Há também um mal-estar provocado pelo desenvolvimento tecnológico, pela internet e outras mídias, pelo barateamento da produção gráfica e audiovisual.

Há muita gente com capacidade técnica e tecnológica para produzir conteúdo, há muita gente com possibilidade de publicação e distribuição de conteúdo por meio de novas tecnologias.

Isso afeta diretamente a grande mídia porque as pessoas começam a comparar, analisar e questionar a qualidade e as omissões. Começa a haver certa concorrência de conteúdo, que não é exatamente uma concorrência econômica.

Há menos de uma década, a Folha de S. Paulo noticiou que um jovem músico entrou em um estúdio de rádio e, com um revólver em punho, exigiu que o locutor tocasse as músicas de sua banda. Esse era o único meio de dar visibilidade ao seu trabalho artístico.

Hoje há novas possibilidades tecnológicas de distribuição, principalmente a internet, que transforma tal fato em algo pré-histórico. Esse poder centralizador da distribuição cultural está ruindo e isso provoca inevitavelmente um mal-estar.

O surgimento da ferramenta de publicação dos blogs é outra potencialização do mal-estar. Há uma grande quantidade de blogs bem estruturados em processos e conhecimentos de comunicação e jornalismo, além de inúmeros outros com a qualidade simples, mas primordial de um bom texto, uma boa análise ou inesperada criatividade. Exemplos não faltam: Paulo Henrique Amorim, Luiz Carlos Azenha, Altamiro Borges, Rodrigo Vianna, Blog do Mello, Luís Nassif, Na Maria News, Eduardo Guimarães, Rovai, portal Vermelho, Carta Maior, FNDC e tantos outros que nem dá para inumerar, mas que dissecam a relação entre a mídia e o poder. Há uma mal-estar pela sensação de não só pautar, mas também ser a pauta.

Há um mal-estar político e com o governo Lula. É um governo que não prejudicou e nem enfrentou a mídia durante os dois mandatos, mas também não é facilmente domesticado, enquadrado.

Há um certo mal-estar porque parece que a mídia culpa o governo por não a socorrer no momento em que o mar parece agitado. Mas há também um mal-estar por apostar em um projeto político da oposição (PSDB/DEM) que está completamente vazio de utopia, é um projeto de manutenção das desigualdades sociais travestido de sonhos gerado pelo marketing político.

É um projeto que não pode pegar a bandeira da igualdade, da justiça e nem da fraternidade, moralidade, ética ou mesmo da gestão pública.

É um projeto que, no fundo, visa manter o status quo. E isso é desagradável.

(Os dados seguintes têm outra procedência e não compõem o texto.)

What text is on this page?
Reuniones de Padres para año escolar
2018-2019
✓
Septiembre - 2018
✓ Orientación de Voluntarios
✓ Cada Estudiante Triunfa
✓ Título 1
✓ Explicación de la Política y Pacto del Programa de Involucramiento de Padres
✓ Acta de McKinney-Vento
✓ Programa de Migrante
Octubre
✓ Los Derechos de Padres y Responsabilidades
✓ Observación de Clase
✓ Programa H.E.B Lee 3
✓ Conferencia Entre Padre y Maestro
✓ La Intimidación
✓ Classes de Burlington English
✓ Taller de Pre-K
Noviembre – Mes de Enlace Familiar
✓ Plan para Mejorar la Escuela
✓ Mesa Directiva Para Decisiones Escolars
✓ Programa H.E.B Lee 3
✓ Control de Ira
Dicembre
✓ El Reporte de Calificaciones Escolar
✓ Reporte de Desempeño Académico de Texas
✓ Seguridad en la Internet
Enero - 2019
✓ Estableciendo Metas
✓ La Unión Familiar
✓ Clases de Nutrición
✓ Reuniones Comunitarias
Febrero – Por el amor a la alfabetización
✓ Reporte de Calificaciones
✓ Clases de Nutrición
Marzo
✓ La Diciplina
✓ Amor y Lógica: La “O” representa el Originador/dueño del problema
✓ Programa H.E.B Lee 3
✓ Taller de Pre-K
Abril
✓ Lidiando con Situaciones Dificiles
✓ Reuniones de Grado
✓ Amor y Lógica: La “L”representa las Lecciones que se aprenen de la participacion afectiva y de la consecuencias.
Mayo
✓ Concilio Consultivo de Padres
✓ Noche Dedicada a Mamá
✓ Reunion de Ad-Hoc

Há um mal-estar também na mídia porque parece que parte do povo, essa entidade, desprendeu-se do seu cabresto. Há uma certa insatisfação e angústia com a impotência das ações da própria mídia no que diz respeito à sua capacidade de convencimento, de direcionamento.

É um mal-estar que beira a insanidade e gera frases como "o povo está contra a opinião pública".

Há um mal-estar por ter de dialogar e de se confrontar de igual para igual com blogs, sites e empresas sem grande capital financeiro. É algo como: "quem é esse Zé mané que está me criticando sem o meu filtro, sem minha permissão?" ou "quem é esse povinho que agora diz quem eu sou e como deve ser o jornalismo?".

É aquele mal-estar de ter de falar de igual para igual com quem sempre lhe foi subalterno.

Por fim, há um profundo mal-estar porque estamos em um processo de reorganização das formas produtivas de comunicação. É possível que o capitalismo continue o mesmo na fábrica de sabonete, na usina de aço ou na indústria têxtil, mas há uma profunda mudança econômica e produtiva em andamento na indústria da cultura e isso inevitavelmente provoca uma incerteza, uma angústia, um certo medo.

A má notícia para a grande mídia é que isso parece ser só o começo. Quando organizações sociais, sindicatos e grupos utópicos de diversos setores da sociedade entenderem a comunicação não é simplesmente um front de guerra, mas um espaço de mediação cultural que se porta como uma instância de superação da consciência de classes, de superação da consciência de grupo, aí as transformações serão muito mais aceleradas, muito mais intensas.